Aleppo is one of the oldest continuously inhabited cities in the world perhaps as early as the 6th millennium BC.The city's significance in history has been its location at the end of the Silk Road, which passed through central Asia and Mesopotamia. When the Suez Canal was inaugurated in 1869, trade was diverted to sea and Aleppo began its slow decline. At the fall of the Ottoman Empire after World War I, Aleppo ceded its northern hinterland to modern Turkeyl. Then in the 1940s it lost its main access to the sea, Antioch and Alexandretta (Iskenderun), also to Turkey. Finally, the isolation of Syria in the past few decades further exacerbated the situation, although perhaps it is this very decline that has helped to preserve the old city of Aleppo, its medieval architecture and traditional heritage.

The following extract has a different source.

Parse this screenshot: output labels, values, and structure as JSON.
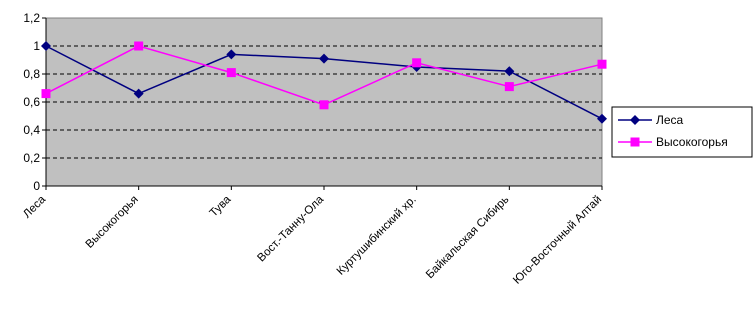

Until recently, Aleppo had been experiencing a noticeable revival and was slowly returning to the spotlight. It recently won the title of the "Islamic Capital of Culture 2006", and has also witnessed a wave of successful restorations of its historic landmarks.

The most significant historic buildings of the ancient city include:

The Citadel, a large fortress built atop a huge, partially artificial mound rising 50 m above the city, dates back to the first millennium BC. the great Umayyad mosque, and the extraordinary souqs .

The old city of Aleppo has been named a Unesco World Heritage site.